Now let’s analyze the periodicity of our series.
## [1] 192.000000 6.995951 172.800000
The best period is adjusted to 192 days or 7 days, we will take the period of 7 days, this only for interpretation.
ARIMA
#auto.arima(serie.train)
The results using the R function auto arima:
#Series: serie.train
#ARIMA(5,1,2)
#Coefficients:
# ar1 ar2 ar3 ar4 ar5 ma1 ma2
# 0.0885 -0.6879 -0.2704 -0.2725 -0.5313 -0.3998 0.6290
#s.e. 0.0368 0.0220 0.0265 0.0208 0.0255 0.0474 0.0195
#sigma^2 = 1.741e+09: log likelihood = -20327.34
#AIC=40670.69 AICc=40670.77 BIC=40714.13
Now we apply a computational power calibration to find a better ARIMA model, this gives us the following result:
#calibrar.arima(serie.train, serie.test, periodo = 7)
#Call:
#arima(x = datos, order = c(3, 0, 0), seasonal = list(order = c(0, 1, 0), period = 7))
#Coefficients:
# ar1 ar2 ar3
# 1.0951 -0.2112 -0.1188
#s.e. 0.0243 0.0360 0.0245
#sigma^2 estimated as 997420726: log likelihood = -19789.96, aic = 39587.93
Holt-Winters
As with ARIMA, we apply the method provided by R and also apply computational power to find the best Holt-Winters model.
## Holt-Winters exponential smoothing without trend and without seasonal component.
##
## Call:
## HoltWinters(x = datos, alpha = 0.3, beta = FALSE, gamma = FALSE)
##
## Smoothing parameters:
## alpha: 0.3
## beta : FALSE
## gamma: FALSE
##
## Coefficients:
## [,1]
## a 910442.6
Neural Networks
We apply the forecast package provided by R, which uses the Nnetar function, additionally we indicate 5 nodes. The number of nodes can be modified, but after testing several nodes, we found 5 as the most optimal.
modelo.redes <- nnetar(serie.train, size = 5)
pred.redes <- predict(modelo.redes, h = 30, PI = T)

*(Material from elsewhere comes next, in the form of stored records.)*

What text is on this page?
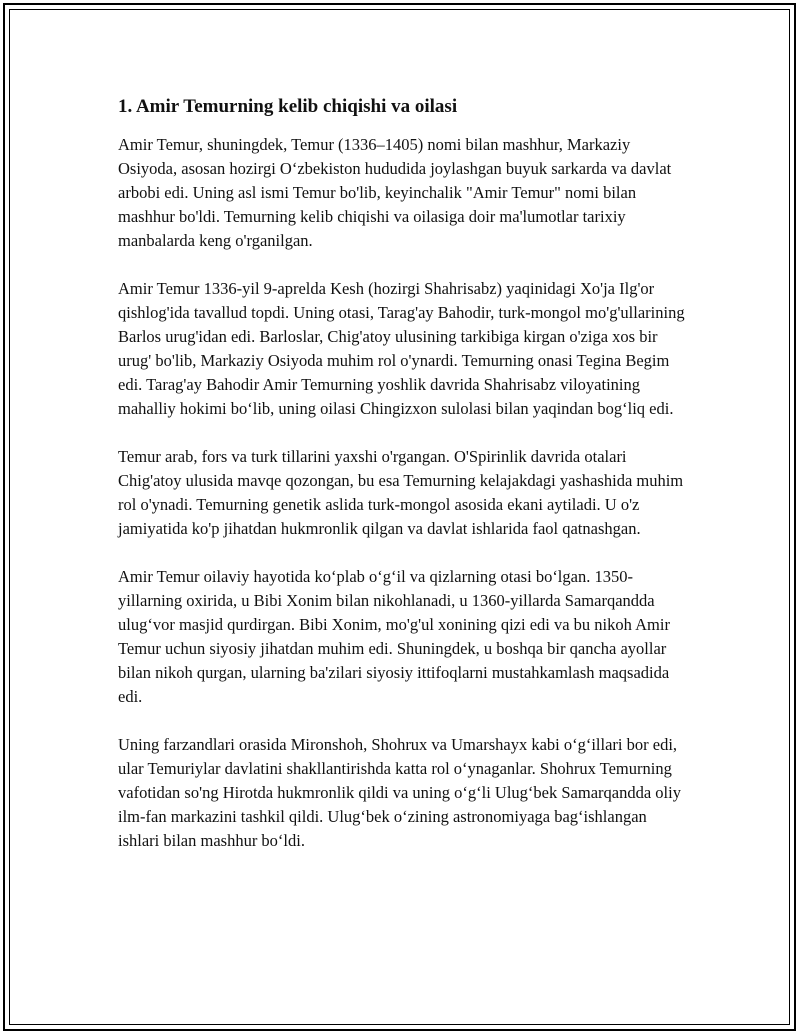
1. Amir Temurning kelib chiqishi va oilasi

Amir Temur, shuningdek, Temur (1336–1405) nomi bilan mashhur, Markaziy Osiyoda, asosan hozirgi O‘zbekiston hududida joylashgan buyuk sarkarda va davlat arbobi edi. Uning asl ismi Temur bo'lib, keyinchalik "Amir Temur" nomi bilan mashhur bo'ldi. Temurning kelib chiqishi va oilasiga doir ma'lumotlar tarixiy manbalarda keng o'rganilgan.

Amir Temur 1336-yil 9-aprelda Kesh (hozirgi Shahrisabz) yaqinidagi Xo'ja Ilg'or qishlog'ida tavallud topdi. Uning otasi, Tarag'ay Bahodir, turk-mongol mo'g'ullarining Barlos urug'idan edi. Barloslar, Chig'atoy ulusining tarkibiga kirgan o'ziga xos bir urug' bo'lib, Markaziy Osiyoda muhim rol o'ynardi. Temurning onasi Tegina Begim edi. Tarag'ay Bahodir Amir Temurning yoshlik davrida Shahrisabz viloyatining mahalliy hokimi bo‘lib, uning oilasi Chingizxon sulolasi bilan yaqindan bog‘liq edi.

Temur arab, fors va turk tillarini yaxshi o'rgangan. O'Spirinlik davrida otalari Chig'atoy ulusida mavqe qozongan, bu esa Temurning kelajakdagi yashashida muhim rol o'ynadi. Temurning genetik aslida turk-mongol asosida ekani aytiladi. U o'z jamiyatida ko'p jihatdan hukmronlik qilgan va davlat ishlarida faol qatnashgan.

Amir Temur oilaviy hayotida ko‘plab o‘g‘il va qizlarning otasi bo‘lgan. 1350-yillarning oxirida, u Bibi Xonim bilan nikohlanadi, u 1360-yillarda Samarqandda ulug‘vor masjid qurdirgan. Bibi Xonim, mo'g'ul xonining qizi edi va bu nikoh Amir Temur uchun siyosiy jihatdan muhim edi. Shuningdek, u boshqa bir qancha ayollar bilan nikoh qurgan, ularning ba'zilari siyosiy ittifoqlarni mustahkamlash maqsadida edi.

Uning farzandlari orasida Mironshoh, Shohrux va Umarshayx kabi o‘g‘illari bor edi, ular Temuriylar davlatini shakllantirishda katta rol o‘ynaganlar. Shohrux Temurning vafotidan so'ng Hirotda hukmronlik qildi va uning o‘g‘li Ulug‘bek Samarqandda oliy ilm-fan markazini tashkil qildi. Ulug‘bek o‘zining astronomiyaga bag‘ishlangan ishlari bilan mashhur bo‘ldi.
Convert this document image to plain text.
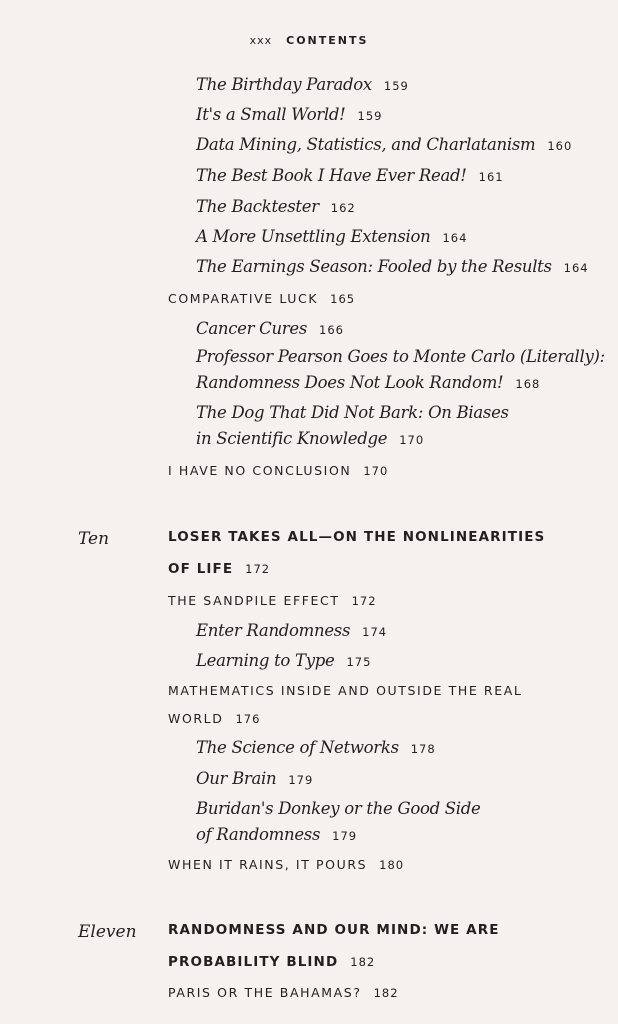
xxx CONTENTS
The Birthday Paradox 159
It's a Small World! 159
Data Mining, Statistics, and Charlatanism 160
The Best Book I Have Ever Read! 161
The Backtester 162
A More Unsettling Extension 164
The Earnings Season: Fooled by the Results 164
COMPARATIVE LUCK 165
Cancer Cures 166
Professor Pearson Goes to Monte Carlo (Literally):
Randomness Does Not Look Random! 168
The Dog That Did Not Bark: On Biases
in Scientific Knowledge 170
I HAVE NO CONCLUSION 170
Ten	LOSER TAKES ALL—ON THE NONLINEARITIES
OF LIFE 172
THE SANDPILE EFFECT 172
Enter Randomness 174
Learning to Type 175
MATHEMATICS INSIDE AND OUTSIDE THE REAL
WORLD 176
The Science of Networks 178
Our Brain 179
Buridan's Donkey or the Good Side
of Randomness 179
WHEN IT RAINS, IT POURS 180
Eleven RANDOMNESS AND OUR MIND: WE ARE
PROBABILITY BLIND 182
PARIS OR THE BAHAMAS? 182
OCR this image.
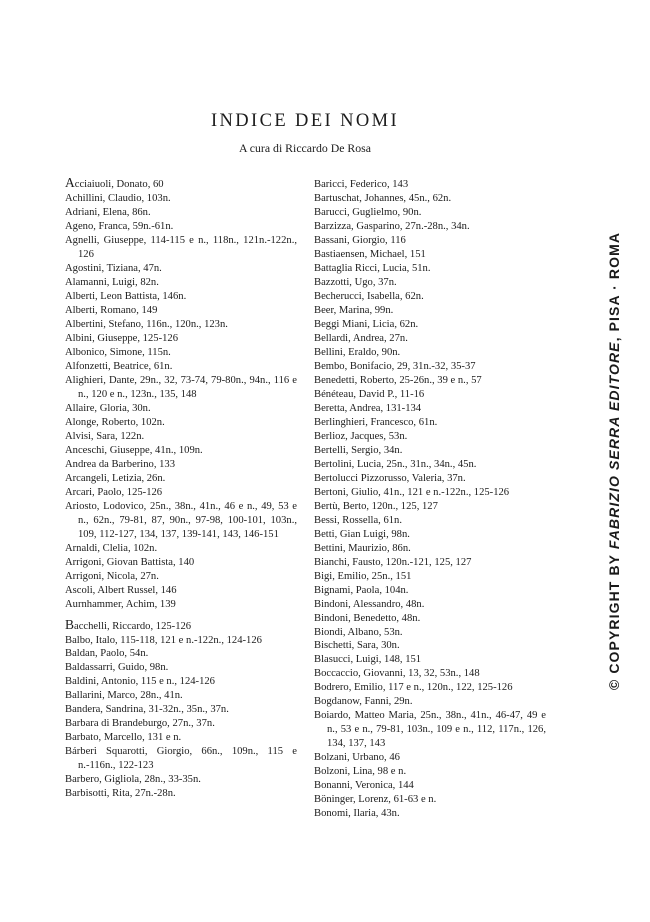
INDICE DEI NOMI
A cura di Riccardo De Rosa
Acciaiuoli, Donato, 60
Achillini, Claudio, 103n.
Adriani, Elena, 86n.
Ageno, Franca, 59n.-61n.
Agnelli, Giuseppe, 114-115 e n., 118n., 121n.-122n., 126
Agostini, Tiziana, 47n.
Alamanni, Luigi, 82n.
Alberti, Leon Battista, 146n.
Alberti, Romano, 149
Albertini, Stefano, 116n., 120n., 123n.
Albini, Giuseppe, 125-126
Albonico, Simone, 115n.
Alfonzetti, Beatrice, 61n.
Alighieri, Dante, 29n., 32, 73-74, 79-80n., 94n., 116 e n., 120 e n., 123n., 135, 148
Allaire, Gloria, 30n.
Alonge, Roberto, 102n.
Alvisi, Sara, 122n.
Anceschi, Giuseppe, 41n., 109n.
Andrea da Barberino, 133
Arcangeli, Letizia, 26n.
Arcari, Paolo, 125-126
Ariosto, Lodovico, 25n., 38n., 41n., 46 e n., 49, 53 e n., 62n., 79-81, 87, 90n., 97-98, 100-101, 103n., 109, 112-127, 134, 137, 139-141, 143, 146-151
Arnaldi, Clelia, 102n.
Arrigoni, Giovan Battista, 140
Arrigoni, Nicola, 27n.
Ascoli, Albert Russel, 146
Aurnhammer, Achim, 139
Bacchelli, Riccardo, 125-126
Balbo, Italo, 115-118, 121 e n.-122n., 124-126
Baldan, Paolo, 54n.
Baldassarri, Guido, 98n.
Baldini, Antonio, 115 e n., 124-126
Ballarini, Marco, 28n., 41n.
Bandera, Sandrina, 31-32n., 35n., 37n.
Barbara di Brandeburgo, 27n., 37n.
Barbato, Marcello, 131 e n.
Bárberi Squarotti, Giorgio, 66n., 109n., 115 e n.-116n., 122-123
Barbero, Gigliola, 28n., 33-35n.
Barbisotti, Rita, 27n.-28n.
Baricci, Federico, 143
Bartuschat, Johannes, 45n., 62n.
Barucci, Guglielmo, 90n.
Barzizza, Gasparino, 27n.-28n., 34n.
Bassani, Giorgio, 116
Bastiaensen, Michael, 151
Battaglia Ricci, Lucia, 51n.
Bazzotti, Ugo, 37n.
Becherucci, Isabella, 62n.
Beer, Marina, 99n.
Beggi Miani, Licia, 62n.
Bellardi, Andrea, 27n.
Bellini, Eraldo, 90n.
Bembo, Bonifacio, 29, 31n.-32, 35-37
Benedetti, Roberto, 25-26n., 39 e n., 57
Bénéteau, David P., 11-16
Beretta, Andrea, 131-134
Berlinghieri, Francesco, 61n.
Berlioz, Jacques, 53n.
Bertelli, Sergio, 34n.
Bertolini, Lucia, 25n., 31n., 34n., 45n.
Bertolucci Pizzorusso, Valeria, 37n.
Bertoni, Giulio, 41n., 121 e n.-122n., 125-126
Bertù, Berto, 120n., 125, 127
Bessi, Rossella, 61n.
Betti, Gian Luigi, 98n.
Bettini, Maurizio, 86n.
Bianchi, Fausto, 120n.-121, 125, 127
Bigi, Emilio, 25n., 151
Bignami, Paola, 104n.
Bindoni, Alessandro, 48n.
Bindoni, Benedetto, 48n.
Biondi, Albano, 53n.
Bischetti, Sara, 30n.
Blasucci, Luigi, 148, 151
Boccaccio, Giovanni, 13, 32, 53n., 148
Bodrero, Emilio, 117 e n., 120n., 122, 125-126
Bogdanow, Fanni, 29n.
Boiardo, Matteo Maria, 25n., 38n., 41n., 46-47, 49 e n., 53 e n., 79-81, 103n., 109 e n., 112, 117n., 126, 134, 137, 143
Bolzani, Urbano, 46
Bolzoni, Lina, 98 e n.
Bonanni, Veronica, 144
Böninger, Lorenz, 61-63 e n.
Bonomi, Ilaria, 43n.
© COPYRIGHT BY FABRIZIO SERRA EDITORE, PISA · ROMA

Relative Error table and graph
Let’s make a comparison with all the methods used, we want to reduce the MSE,the closest correlation to 1 and the lowest relative error.
## MSE RMSE RE CORR
## AUTO.ARIMA 1668421462 40846.32 0.03031724 0.7416341
## ARIMA FUERZA BRUTA 149502696 12227.13 0.01019876 0.9710208
## HOLT-WINTERS 4042762184 63582.72 0.05749640 0.1730538
## HW FUERZA BRUTA 2312567770 48089.16 0.03738585 NA
## REDES 6142210386 78372.26 0.07811688 0.7320864
There is no doubt that the model found by computational power by ARIMA is the one that performs better.
Prediction graph
There is an interesting behavior, only the ARIMA methods manage to capture the trend of going up and down perfectly. We see how the ARIMA method found in a traditional way underestimates these drops in consumption.
Conclusions
In this project we find interesting results using models related to time series. The most important is how by relying on computational power, you could improve the results found with the functions that R brings by default. Another important thing is to always use all possible models, because a priori we do not know which model is better. Theoretically we could think that one method is superior to others, but in practical examples this is not always the case and that’s why we must use everything possible and take advantage of computational power in our favor.